Built on Apache Spark 3.4’s Spark Connect client-server model, Snowpark Connect simplifies infrastructure by removing the need for separate Spark environments. It supports modern Spark DataFrames, Spark SQL, and user-defined functions (UDFs), offering performance gains and cost savings — Snowflake reports 5.6x faster execution and 41% lower costs on average compared to managed Spark systems.
"With Snowpark Connect, customers can take advantage of the powerful Snowflake vectorized engine for their Spark code while avoiding the complexity of maintaining or tuning separate Spark environments — including managing dependencies, version compatibility and upgrades.

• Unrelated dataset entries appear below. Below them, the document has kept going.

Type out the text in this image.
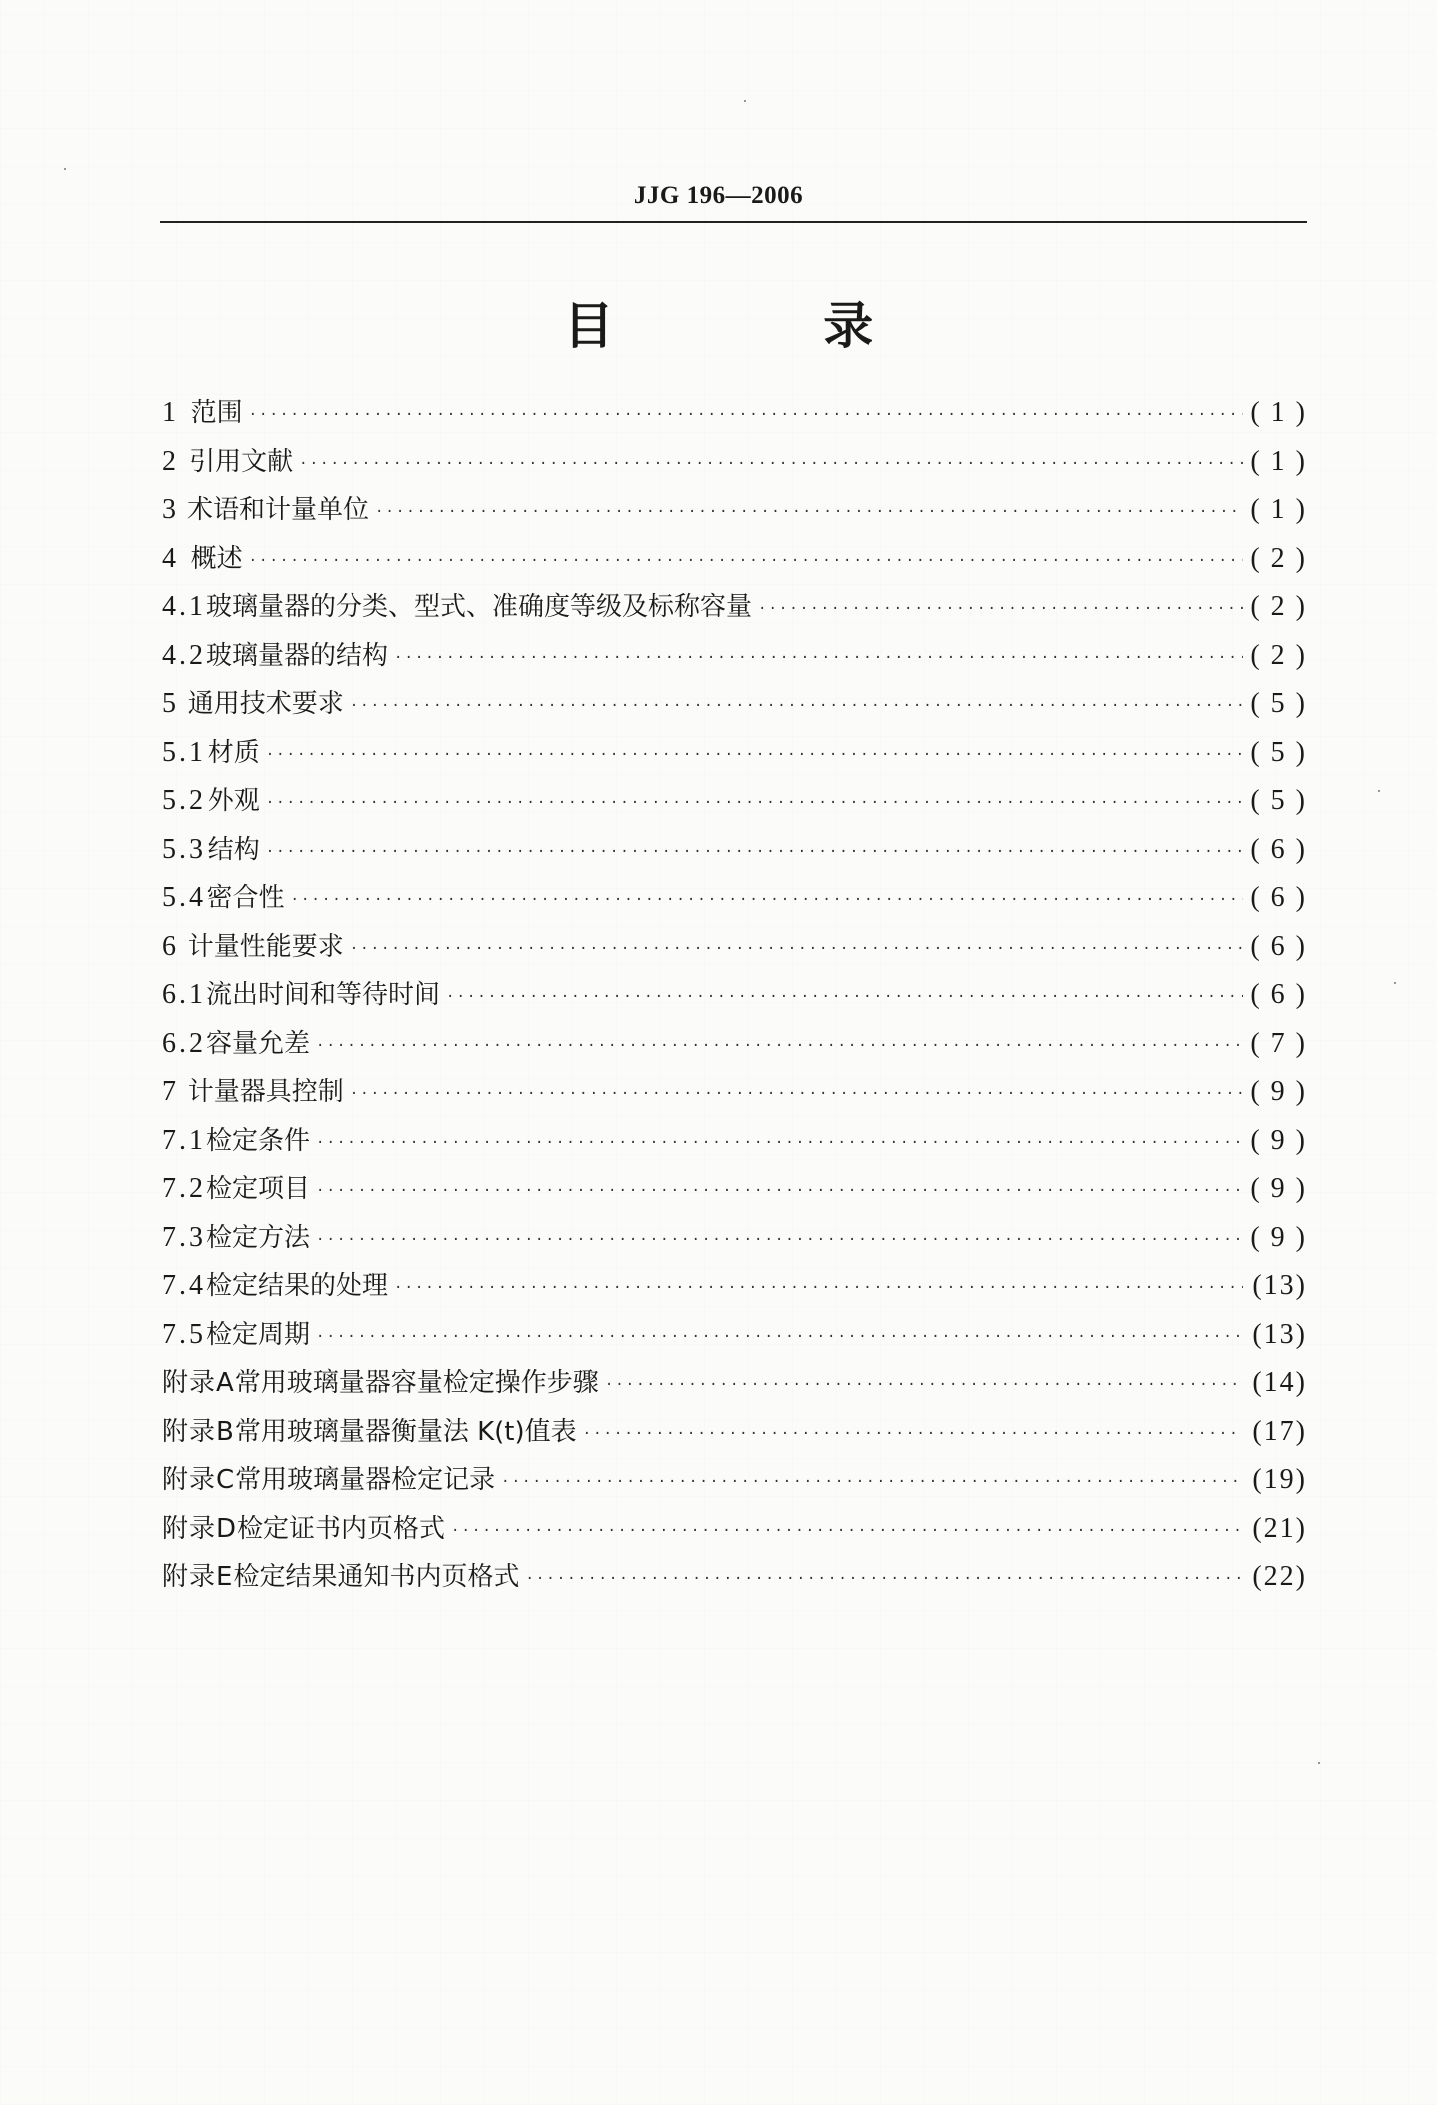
JJG 196—2006
目 录
1 范围 ·····	( 1 )
2 引用文献 ·····	( 1 )
3 术语和计量单位 ·····	( 1 )
4 概述 ·····	( 2 )
4.1 玻璃量器的分类、型式、准确度等级及标称容量 ·····	( 2 )
4.2 玻璃量器的结构 ·····	( 2 )
5 通用技术要求 ·····	( 5 )
5.1 材质 ·····	( 5 )
5.2 外观 ·····	( 5 )
5.3 结构 ·····	( 6 )
5.4 密合性 ·····	( 6 )
6 计量性能要求 ·····	( 6 )
6.1 流出时间和等待时间 ·····	( 6 )
6.2 容量允差 ·····	( 7 )
7 计量器具控制 ·····	( 9 )
7.1 检定条件 ·····	( 9 )
7.2 检定项目 ·····	( 9 )
7.3 检定方法 ·····	( 9 )
7.4 检定结果的处理 ·····	(13)
7.5 检定周期 ·····	(13)
附录A 常用玻璃量器容量检定操作步骤 ·····	(14)
附录B 常用玻璃量器衡量法 K(t)值表 ·····	(17)
附录C 常用玻璃量器检定记录 ·····	(19)
附录D 检定证书内页格式 ·····	(21)
附录E 检定结果通知书内页格式 ·····	(22)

You can now run all modern Spark DataFrame, Spark SQL and user-defined function (UDF) code with Snowflake," the company said in a blog post.
Previously, organisations relied on the Spark Connector to process Snowflake data using Spark, a method that required moving data outside the platform, increasing costs, latency, and governance challenges. With Snowpark Connect, Spark workloads can now execute directly in Snowflake, reducing data movement and improving performance while retaining unified governance.
Currently, Snowpark Connect supports Spark 3.5.x in Python environments. Java and Scala support, along with broader Spark APIs like RDD, MLlib, and Streaming, are in development.
The solution is compatible with Apache Iceberg tables and integrates with tools like Snowflake Notebooks, Jupyter, VSCode, Airflow, and Snowpark Submit, enabling organisations to run Spark code without rewrites or infrastructure overhead.